Equipas da Vuelta uma a uma

(Fotografia: © Sarah Meyssonnier/La Vuelta)
Ponto final na terceira e última grande volta do ano. Houve espectáculo, reviravoltas, polémica, confirmações de jovens ciclistas e um vencedor justo, Primoz Roglic (Jumbo-Visma). Entra-se agora em modo final de temporada, com os Mundiais (entre 22 e 29 de Setembro) e o último monumento, Lombardia (12 de Outubro), como os derradeiros grandes objectivos de uma temporada que, a nível do World Tour, terminará novamente na China, com a Volta a Guangxi (17 a 22 de Outubro). Para concluir a Vuelta, uma análise às equipas, sem esquecer os ciclistas portugueses. A ordem é da classificação colectiva, que mais uma vez foi ganha pela espanhola Movistar.
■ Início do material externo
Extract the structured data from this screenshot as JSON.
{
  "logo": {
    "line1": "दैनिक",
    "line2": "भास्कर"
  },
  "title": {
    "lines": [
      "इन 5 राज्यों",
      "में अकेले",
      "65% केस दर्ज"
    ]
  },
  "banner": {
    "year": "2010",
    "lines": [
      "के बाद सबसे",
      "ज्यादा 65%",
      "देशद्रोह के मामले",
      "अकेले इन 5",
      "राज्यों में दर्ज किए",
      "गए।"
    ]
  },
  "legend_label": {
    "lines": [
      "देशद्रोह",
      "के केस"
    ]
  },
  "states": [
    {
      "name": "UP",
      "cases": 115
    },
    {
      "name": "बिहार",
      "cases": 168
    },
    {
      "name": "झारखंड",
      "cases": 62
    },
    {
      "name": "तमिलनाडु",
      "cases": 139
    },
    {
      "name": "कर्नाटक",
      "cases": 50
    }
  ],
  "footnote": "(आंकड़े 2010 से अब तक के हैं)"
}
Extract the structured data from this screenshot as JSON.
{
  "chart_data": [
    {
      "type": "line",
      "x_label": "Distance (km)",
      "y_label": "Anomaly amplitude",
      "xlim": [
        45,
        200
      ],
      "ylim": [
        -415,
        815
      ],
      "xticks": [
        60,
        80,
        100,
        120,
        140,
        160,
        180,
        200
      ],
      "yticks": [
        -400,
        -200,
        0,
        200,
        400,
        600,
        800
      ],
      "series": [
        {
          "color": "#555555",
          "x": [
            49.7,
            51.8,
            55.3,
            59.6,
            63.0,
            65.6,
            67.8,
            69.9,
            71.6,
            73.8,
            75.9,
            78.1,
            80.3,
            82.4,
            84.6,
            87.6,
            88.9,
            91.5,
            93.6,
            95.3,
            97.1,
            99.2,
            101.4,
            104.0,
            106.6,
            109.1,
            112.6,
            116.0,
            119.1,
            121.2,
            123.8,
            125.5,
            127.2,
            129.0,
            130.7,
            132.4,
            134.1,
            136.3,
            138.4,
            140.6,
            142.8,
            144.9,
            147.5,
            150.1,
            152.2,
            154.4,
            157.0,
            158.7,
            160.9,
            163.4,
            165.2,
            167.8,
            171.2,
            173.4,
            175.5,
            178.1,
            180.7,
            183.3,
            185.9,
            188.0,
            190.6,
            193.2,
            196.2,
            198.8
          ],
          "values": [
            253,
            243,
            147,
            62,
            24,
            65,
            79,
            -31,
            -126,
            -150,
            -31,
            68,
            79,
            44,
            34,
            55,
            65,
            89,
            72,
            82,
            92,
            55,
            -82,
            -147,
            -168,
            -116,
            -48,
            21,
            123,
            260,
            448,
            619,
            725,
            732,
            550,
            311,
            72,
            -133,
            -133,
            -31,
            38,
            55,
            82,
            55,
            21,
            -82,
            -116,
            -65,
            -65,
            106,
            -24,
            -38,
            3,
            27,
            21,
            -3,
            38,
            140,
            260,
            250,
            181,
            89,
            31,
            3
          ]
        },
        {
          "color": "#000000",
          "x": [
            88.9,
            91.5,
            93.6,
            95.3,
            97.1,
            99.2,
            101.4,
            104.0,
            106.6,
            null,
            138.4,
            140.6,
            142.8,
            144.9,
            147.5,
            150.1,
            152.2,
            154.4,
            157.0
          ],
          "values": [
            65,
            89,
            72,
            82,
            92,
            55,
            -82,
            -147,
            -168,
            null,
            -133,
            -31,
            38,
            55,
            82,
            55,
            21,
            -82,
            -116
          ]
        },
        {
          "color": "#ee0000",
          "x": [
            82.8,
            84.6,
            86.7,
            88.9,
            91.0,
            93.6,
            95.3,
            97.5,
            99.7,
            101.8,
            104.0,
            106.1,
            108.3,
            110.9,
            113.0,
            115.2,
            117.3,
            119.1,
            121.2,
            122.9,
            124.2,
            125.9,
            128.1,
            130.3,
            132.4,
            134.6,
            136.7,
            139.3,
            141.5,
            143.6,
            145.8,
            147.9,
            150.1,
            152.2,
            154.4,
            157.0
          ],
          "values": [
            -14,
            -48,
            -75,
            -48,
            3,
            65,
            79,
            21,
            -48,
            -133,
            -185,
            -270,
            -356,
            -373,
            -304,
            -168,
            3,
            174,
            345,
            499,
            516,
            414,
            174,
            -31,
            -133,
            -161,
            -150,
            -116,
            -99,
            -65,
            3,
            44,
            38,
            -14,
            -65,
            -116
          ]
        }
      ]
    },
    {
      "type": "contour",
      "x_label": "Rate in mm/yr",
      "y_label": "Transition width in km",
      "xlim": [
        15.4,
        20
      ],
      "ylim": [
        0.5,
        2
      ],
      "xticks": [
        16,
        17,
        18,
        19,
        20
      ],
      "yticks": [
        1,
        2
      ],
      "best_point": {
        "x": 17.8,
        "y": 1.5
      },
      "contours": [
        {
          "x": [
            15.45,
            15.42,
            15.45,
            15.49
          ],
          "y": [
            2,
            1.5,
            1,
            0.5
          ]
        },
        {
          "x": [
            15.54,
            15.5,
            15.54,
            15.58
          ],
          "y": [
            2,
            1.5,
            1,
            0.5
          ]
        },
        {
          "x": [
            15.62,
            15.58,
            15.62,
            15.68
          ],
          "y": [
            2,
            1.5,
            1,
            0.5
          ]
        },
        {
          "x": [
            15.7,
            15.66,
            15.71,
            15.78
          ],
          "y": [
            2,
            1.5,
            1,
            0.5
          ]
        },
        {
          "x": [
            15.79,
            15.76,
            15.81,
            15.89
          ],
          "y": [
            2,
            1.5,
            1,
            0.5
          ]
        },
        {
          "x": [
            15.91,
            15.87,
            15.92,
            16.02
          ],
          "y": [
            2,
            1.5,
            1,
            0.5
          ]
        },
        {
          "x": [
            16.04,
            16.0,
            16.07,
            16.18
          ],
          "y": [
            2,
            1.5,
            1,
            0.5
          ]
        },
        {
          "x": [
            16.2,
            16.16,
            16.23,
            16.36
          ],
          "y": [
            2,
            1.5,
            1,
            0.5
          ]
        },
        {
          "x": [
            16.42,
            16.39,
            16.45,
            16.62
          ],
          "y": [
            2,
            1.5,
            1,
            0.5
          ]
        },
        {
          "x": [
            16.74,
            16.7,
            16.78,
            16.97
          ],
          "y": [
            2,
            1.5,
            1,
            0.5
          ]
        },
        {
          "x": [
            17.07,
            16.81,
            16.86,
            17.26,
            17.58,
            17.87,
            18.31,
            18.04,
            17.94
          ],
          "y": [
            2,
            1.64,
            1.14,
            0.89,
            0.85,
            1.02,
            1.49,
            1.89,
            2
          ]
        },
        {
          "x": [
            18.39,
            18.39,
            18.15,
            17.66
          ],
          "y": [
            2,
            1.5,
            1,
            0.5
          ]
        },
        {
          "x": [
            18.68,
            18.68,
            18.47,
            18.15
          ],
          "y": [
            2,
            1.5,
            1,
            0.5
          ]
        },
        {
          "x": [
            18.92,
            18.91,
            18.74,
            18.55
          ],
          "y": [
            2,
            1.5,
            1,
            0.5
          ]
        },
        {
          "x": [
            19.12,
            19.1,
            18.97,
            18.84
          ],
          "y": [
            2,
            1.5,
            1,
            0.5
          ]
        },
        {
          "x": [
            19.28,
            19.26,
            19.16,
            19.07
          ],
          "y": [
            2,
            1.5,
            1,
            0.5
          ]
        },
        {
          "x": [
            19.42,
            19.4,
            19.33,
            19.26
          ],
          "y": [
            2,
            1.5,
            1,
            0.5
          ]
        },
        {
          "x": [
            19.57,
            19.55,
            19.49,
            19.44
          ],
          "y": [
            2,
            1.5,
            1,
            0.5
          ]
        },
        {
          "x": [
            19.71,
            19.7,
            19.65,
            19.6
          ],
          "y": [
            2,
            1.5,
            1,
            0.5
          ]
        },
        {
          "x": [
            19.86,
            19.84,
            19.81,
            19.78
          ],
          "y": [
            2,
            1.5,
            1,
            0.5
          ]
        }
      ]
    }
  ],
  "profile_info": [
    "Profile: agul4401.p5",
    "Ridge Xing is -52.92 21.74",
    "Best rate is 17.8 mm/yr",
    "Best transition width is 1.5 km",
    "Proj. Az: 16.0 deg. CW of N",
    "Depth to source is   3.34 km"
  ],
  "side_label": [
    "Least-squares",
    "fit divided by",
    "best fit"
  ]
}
Movistar: Nairo Quintana venceu uma etapa e foi líder por um dia. Alejandro Valverde também picou o ponto e aos 39 anos foi segundo na Vuelta, o que significa que não se pode dizer que tenha sido uma corrida má da equipa espanhola. Porém, queria ganhar, mas mais uma vez ter dois líderes que não estão muito interessados em ajudar o companheiro só prejudicou a concretização dos objectivos. Chegou-se ao ponto de ver Marc Solar protestar publicamente por ter de esperar por Quintana e abdicar de lutar pela etapa. O colombiano tem responsabilidade por ter novamente falhado na montanha, onde deveria fazer diferenças e assim ter deixado escapar o pódio, mas também não ajudou estar isolado dentro da equipa. Valverde fez a sua corrida, mas tem sempre o dia em que se afasta da luta pela vitória final. O episódio do ataque quando Roglic e vários outros ciclistas tinham caído não ajudou a que esta equipa ficasse bem vista. Uma Movistar unida e Roglic e a Jumbo-Visma poderiam ter tido uma rival à altura. Quanto a Nelson Oliveira, foi a prestação de nível habitual. É um dos melhores gregários do pelotão internacional e corrida após corrida demonstra porquê. Chegou a andar em fuga, mas não foi desta que repetiu a vitória de etapa de 2015. Foi 46º a 2:20.59 horas de Roglic.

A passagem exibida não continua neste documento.